Teilnahme an EU-Programmen
Großbritannien nimmt weiter an einigen EU-Programmen teil, darunter das Forschungsprogramm Horizon Europe. Dafür muss sich London weiter an der Finanzierung beteiligen. Aus Kostengründen ausgestiegen sind die Briten aus dem Studentenaustauschprogramm Erasmus+.
Streitschlichtung
Vereinbart wurde ein Mechanismus zur Lösung von Konflikten. Zentrales Element ist ein „gemeinsamer Partnerschaftsrat“. Gibt es dort keine Einigung, entscheidet ein Schiedsgremium. Folgt eine Seite dem Schiedsspruch nicht, kann die andere Strafzölle oder Einfuhrquoten verhängen. Diese können auch andere Bereiche treffen als das eigentliche Streitthema. Anders als von der EU verlangt, spielt der Europäische Gerichtshof keine Rolle.

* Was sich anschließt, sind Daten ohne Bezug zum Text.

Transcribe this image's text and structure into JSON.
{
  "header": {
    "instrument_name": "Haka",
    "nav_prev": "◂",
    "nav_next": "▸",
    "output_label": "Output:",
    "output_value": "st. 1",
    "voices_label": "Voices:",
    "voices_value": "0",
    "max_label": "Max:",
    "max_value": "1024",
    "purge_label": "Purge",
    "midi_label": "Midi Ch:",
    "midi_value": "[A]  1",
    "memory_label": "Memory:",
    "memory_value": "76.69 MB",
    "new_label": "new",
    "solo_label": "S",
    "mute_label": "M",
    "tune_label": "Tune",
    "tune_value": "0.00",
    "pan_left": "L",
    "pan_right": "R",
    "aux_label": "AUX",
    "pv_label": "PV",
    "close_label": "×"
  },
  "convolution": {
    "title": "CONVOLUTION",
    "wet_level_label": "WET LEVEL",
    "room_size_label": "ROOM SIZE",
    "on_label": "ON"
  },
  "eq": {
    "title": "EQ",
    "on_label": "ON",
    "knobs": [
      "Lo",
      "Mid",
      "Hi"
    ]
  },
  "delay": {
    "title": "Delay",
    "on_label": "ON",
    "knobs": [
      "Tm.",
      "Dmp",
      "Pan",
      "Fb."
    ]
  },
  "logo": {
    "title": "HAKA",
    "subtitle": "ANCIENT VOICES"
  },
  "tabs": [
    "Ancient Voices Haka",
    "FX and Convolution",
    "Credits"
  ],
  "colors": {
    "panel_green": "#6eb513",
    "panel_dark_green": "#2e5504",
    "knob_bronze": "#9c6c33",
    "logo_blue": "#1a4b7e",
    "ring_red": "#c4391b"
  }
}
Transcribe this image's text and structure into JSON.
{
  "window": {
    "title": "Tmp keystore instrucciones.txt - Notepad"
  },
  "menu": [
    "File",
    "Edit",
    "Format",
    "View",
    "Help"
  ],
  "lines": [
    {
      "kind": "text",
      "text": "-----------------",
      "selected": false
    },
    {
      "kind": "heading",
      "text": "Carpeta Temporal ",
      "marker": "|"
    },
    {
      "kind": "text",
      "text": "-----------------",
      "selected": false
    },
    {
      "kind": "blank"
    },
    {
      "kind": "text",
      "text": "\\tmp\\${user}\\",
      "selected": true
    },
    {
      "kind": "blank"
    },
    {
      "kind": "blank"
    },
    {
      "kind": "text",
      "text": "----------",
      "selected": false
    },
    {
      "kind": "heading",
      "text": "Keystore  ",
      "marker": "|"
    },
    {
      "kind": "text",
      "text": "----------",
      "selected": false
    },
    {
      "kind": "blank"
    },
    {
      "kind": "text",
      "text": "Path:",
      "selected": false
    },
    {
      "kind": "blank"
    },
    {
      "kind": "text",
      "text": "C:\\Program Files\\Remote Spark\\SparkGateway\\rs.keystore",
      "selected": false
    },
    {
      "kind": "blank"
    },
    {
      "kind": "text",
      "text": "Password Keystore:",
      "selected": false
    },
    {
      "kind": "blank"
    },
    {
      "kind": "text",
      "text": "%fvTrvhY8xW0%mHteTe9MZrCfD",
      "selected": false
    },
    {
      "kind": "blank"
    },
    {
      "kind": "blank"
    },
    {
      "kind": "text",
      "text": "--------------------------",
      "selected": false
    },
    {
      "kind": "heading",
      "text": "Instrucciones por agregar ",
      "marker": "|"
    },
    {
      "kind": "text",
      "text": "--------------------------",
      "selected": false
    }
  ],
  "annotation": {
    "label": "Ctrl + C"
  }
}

Zwei wichtige Bereiche nicht im Abkommen
Großbritannien wollte eigentlich weitgehenden Zugang zum Kontinent für seine wichtige Finanzbranche. Dazu gab es keine Einigung. Brüssel will nun in einzelnen Bereichen von Fall zu Fall entscheiden – hat es damit aber offenbar nicht besonders eilig. Die Briten erteilten ihrerseits dem EU-Wunsch eine Absage, eine weitreichende Zusammenarbeit in der Außen- und Sicherheitspolitik zu vereinbaren.